Портной долго молчал.
— Что же вы делали все это время?
— Что делал? — переспросил Янкель. — Вы не поверите… но… я искал маму.
— Ну, и где же она? — прошептал портной.
— Об этом я вас хочу спросить, — сказал Янкель. — Вы же ее очень хорошо знали.
— Знал, — кивнул портной. — И даже кое-что сохранил… на память о ней.
Он, сгорбясь, отошел от стола, порылся в углу в наваленном кучей хламе и вытащил обеими руками длинную доску с облупившейся местами краской. Приставил доску к стене, кряхтя разогнулся и испытующе посмотрел на Янкеля. А тот; не отрываясь, глядел на доску и не проронил ни слова.
Перед Янкелем стояла старая вывеска, некогда красовавшаяся над входом в магазин:
По пустынному полю идут Янкель и портной. За их спинами виднеются очертания города с частоколом колоколен виленских церквей.
Они входят в молодой невысокий ельник.
— Вот здесь, — обводит рукой портной. — Их всех и убили. 80 тысяч евреев зарыли штабелями в огромных ямах, которые копали в войну для противотанковых рвов. Где тут покоится ваша мама?
— Где? — вздрогнул Янкель.
— Я знаю? — пожал плечами портной. — Мне повезло. Моя пуля меня не убила, и я упал на чьи-то тела, потом сверху на меня упали еще мертвецы… и когда яму зарыли… и все стихло… я выполз наружу… весь в крови… и ушел в лес.
— А мама?
— Мама? Ваша мама не выбралась оттуда. Ее пуля не сделала промаха.

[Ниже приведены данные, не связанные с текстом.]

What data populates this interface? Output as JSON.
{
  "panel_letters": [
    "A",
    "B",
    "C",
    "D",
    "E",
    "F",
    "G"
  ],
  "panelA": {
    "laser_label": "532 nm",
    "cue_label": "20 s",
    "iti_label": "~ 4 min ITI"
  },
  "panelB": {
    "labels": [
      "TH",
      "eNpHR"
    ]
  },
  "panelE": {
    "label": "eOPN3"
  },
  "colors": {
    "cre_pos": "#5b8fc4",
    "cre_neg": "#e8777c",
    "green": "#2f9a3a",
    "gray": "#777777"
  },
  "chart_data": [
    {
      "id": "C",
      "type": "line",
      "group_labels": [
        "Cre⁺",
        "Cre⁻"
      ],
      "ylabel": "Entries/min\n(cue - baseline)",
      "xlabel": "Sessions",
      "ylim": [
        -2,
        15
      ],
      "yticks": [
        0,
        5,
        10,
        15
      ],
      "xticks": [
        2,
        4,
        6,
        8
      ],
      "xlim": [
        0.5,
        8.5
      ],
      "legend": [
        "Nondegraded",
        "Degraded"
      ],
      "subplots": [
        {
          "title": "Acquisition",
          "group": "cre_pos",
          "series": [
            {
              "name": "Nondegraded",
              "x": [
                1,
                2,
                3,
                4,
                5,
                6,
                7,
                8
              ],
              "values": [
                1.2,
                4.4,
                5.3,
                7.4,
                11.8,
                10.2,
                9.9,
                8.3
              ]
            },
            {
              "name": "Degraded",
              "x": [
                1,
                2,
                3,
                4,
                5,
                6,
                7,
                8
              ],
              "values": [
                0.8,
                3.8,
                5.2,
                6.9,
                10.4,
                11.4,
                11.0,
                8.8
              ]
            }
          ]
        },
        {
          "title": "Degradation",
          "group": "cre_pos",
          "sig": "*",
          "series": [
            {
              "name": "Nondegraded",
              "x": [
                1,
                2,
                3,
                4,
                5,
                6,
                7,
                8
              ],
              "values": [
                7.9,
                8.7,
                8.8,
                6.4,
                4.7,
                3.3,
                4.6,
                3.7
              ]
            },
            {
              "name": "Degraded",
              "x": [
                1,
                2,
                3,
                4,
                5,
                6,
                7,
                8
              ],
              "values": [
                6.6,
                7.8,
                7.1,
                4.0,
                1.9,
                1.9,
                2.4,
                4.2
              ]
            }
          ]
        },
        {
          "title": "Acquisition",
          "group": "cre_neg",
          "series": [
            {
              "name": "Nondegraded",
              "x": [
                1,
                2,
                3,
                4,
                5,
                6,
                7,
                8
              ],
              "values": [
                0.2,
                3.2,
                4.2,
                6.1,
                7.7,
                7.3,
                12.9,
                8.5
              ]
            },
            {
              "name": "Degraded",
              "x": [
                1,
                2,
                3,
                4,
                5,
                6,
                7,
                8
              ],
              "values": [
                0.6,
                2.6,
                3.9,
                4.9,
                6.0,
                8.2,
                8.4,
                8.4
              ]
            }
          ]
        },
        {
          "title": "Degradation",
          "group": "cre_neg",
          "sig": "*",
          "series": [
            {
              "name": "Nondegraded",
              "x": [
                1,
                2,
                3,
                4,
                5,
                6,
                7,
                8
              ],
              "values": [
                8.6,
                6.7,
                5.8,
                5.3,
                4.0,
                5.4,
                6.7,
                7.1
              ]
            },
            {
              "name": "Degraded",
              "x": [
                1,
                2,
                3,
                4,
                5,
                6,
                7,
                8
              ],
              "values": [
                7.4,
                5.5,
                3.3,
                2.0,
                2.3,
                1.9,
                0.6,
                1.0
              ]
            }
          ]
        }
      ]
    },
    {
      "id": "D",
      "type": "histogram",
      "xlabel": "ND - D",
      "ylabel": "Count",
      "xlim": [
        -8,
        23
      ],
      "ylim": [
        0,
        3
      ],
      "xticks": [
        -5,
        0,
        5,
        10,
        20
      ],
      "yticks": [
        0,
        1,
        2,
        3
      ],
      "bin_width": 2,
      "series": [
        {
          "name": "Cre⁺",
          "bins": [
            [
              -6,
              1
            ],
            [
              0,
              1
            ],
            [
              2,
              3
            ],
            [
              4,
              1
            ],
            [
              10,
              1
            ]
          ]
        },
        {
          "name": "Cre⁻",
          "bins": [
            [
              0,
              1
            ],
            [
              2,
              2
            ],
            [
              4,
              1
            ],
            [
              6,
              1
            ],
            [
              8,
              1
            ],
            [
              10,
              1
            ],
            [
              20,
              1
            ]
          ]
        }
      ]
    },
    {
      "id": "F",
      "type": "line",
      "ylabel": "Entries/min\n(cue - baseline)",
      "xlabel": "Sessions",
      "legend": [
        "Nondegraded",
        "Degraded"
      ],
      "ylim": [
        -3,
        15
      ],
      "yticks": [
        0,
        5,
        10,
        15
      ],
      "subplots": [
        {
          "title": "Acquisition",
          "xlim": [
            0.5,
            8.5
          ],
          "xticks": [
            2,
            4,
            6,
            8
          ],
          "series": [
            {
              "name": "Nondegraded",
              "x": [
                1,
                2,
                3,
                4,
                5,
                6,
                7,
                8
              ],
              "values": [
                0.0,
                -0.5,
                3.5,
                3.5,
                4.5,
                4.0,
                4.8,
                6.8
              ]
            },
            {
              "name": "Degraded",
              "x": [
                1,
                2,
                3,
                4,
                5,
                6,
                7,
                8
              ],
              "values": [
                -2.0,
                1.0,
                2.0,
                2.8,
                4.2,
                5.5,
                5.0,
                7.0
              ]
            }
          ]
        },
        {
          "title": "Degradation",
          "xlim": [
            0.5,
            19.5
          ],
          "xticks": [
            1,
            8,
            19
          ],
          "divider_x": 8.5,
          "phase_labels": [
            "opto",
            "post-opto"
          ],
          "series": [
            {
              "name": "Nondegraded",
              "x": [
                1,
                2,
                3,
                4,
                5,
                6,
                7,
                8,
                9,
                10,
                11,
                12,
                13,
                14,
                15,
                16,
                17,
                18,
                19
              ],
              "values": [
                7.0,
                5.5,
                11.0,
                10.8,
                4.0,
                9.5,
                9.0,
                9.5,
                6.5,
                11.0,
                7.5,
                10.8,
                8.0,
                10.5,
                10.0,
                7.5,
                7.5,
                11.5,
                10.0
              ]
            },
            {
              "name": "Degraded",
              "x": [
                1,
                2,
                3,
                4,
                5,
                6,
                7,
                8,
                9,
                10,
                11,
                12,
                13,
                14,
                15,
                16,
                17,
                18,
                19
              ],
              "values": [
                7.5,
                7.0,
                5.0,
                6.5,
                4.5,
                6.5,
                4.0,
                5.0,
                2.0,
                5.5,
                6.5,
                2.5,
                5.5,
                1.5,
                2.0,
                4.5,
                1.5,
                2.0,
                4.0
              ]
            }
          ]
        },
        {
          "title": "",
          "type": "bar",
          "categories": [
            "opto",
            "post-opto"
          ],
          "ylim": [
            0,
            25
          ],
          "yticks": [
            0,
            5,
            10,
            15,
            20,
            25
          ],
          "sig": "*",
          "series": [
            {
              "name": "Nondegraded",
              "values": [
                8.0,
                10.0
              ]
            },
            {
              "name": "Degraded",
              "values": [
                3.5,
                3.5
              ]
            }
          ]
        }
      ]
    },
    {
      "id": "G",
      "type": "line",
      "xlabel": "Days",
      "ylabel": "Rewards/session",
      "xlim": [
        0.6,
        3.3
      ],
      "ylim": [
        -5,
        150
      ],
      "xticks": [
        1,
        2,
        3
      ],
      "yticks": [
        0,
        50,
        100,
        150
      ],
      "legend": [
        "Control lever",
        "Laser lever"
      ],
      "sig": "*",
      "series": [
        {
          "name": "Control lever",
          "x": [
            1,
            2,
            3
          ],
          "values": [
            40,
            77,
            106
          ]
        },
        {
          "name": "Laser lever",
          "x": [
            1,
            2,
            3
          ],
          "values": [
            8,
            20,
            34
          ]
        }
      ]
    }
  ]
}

Плачь… не стесняйся, мальчик.
— Я даже не знаю, над какой могилой поплакать, — прошептал Янкель. — Здесь так много могил… И в какой из них моя мама, никто мне не покажет.
— А ты поплачь у всех могил… Здесь лежит много матерей, поплакать по которым некому. Потому что их дети тоже не уцелели. Поплачь за всех.
Янкель стоял с сухими глазами. В них не было слез.
Теперь он знал, что мамы больше нет в живых. Кончились поиски, рухнула последняя надежда, теплившаяся в душе столько лет.
На всем белом свете он остался один.